Porque sou jornalista e porque vivemos em uma democracia
estou liberado para valer-me de qualquer recurso que assegure
à sociedade o direito de tudo saber? Posso roubar
documentos, mentir, gravar conversas sem autorização,
violar leis?
Onde está escrito que disponho de tais prerrogativas?
Quem me deu imunidade para rasgar códigos que regulam
o comportamento das demais pessoas? Tenho dois filhos
que estudam jornalismo. Uma vez formados, eles poderão
enganar seus interlocutores para extrair informações
e depois traí-los. Minha filha, que se formará
em pedagogia, porém, deverá ensinar a seus
futuros alunos que é errado mentir e trair.
A jornalista Janet Malcolm, autora do livro O Jornalista
e o Assassino, escreveu palavras muito duras a respeito
dos métodos que a maioria de nós utiliza
na caça à informação:
Qualquer jornalista que não seja demasiado obtuso
ou cheio de si para perceber o que está acontecendo
sabe que o que faz é moralmente indefensável.

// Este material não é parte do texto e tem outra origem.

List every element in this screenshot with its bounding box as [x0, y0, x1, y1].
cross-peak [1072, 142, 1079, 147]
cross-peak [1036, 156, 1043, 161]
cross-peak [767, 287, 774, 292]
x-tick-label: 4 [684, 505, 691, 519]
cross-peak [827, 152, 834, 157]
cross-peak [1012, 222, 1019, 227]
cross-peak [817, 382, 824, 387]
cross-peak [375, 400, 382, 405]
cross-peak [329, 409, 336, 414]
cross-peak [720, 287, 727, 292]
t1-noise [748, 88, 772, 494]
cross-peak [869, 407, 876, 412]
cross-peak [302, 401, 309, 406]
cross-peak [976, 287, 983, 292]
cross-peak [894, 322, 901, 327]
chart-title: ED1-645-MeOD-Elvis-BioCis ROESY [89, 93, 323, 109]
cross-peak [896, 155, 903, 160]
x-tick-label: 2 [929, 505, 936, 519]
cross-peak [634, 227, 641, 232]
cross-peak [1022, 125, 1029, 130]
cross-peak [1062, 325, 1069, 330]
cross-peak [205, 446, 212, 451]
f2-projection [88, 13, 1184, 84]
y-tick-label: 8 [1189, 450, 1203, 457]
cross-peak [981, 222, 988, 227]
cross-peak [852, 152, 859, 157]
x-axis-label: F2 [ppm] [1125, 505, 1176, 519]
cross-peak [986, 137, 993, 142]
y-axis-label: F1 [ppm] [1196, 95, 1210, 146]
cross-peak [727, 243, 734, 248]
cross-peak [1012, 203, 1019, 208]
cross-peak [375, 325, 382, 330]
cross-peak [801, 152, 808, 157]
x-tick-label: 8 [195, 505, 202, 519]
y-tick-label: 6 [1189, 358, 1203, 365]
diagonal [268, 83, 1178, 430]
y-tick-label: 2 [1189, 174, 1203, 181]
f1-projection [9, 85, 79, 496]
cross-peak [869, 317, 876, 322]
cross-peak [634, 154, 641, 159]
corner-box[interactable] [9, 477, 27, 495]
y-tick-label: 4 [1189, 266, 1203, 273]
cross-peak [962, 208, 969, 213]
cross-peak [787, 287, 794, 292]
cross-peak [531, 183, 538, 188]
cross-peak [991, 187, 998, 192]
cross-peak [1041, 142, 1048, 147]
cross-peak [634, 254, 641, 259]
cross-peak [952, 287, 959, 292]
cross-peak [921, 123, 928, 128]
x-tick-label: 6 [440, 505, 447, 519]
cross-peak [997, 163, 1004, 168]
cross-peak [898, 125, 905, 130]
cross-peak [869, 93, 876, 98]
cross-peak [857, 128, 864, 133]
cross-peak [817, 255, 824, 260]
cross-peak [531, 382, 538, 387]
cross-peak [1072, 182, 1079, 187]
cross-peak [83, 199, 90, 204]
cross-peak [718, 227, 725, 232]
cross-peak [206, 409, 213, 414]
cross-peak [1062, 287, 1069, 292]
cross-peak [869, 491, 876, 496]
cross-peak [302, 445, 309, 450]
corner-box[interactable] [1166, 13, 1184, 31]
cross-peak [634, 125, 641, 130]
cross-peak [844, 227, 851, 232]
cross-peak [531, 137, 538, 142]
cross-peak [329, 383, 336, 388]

Ele é uma espécie de confidente que se nutre
da vaidade, da ignorância ou da solidão das
pessoas. (...)
Os jornalistas justificam a própria traição
de várias maneiras. (...) Os mais pomposos falam
de liberdade de expressão e do “direito do
público de saber”; os menos talentosos falam
sobre a Arte; os mais decentes murmuram algo sobre ganhar
a vida.
Se quisermos ser mais respeitados e servir melhor ao público,
teremos de repensar com seriedade os fundamentos do jornalismo.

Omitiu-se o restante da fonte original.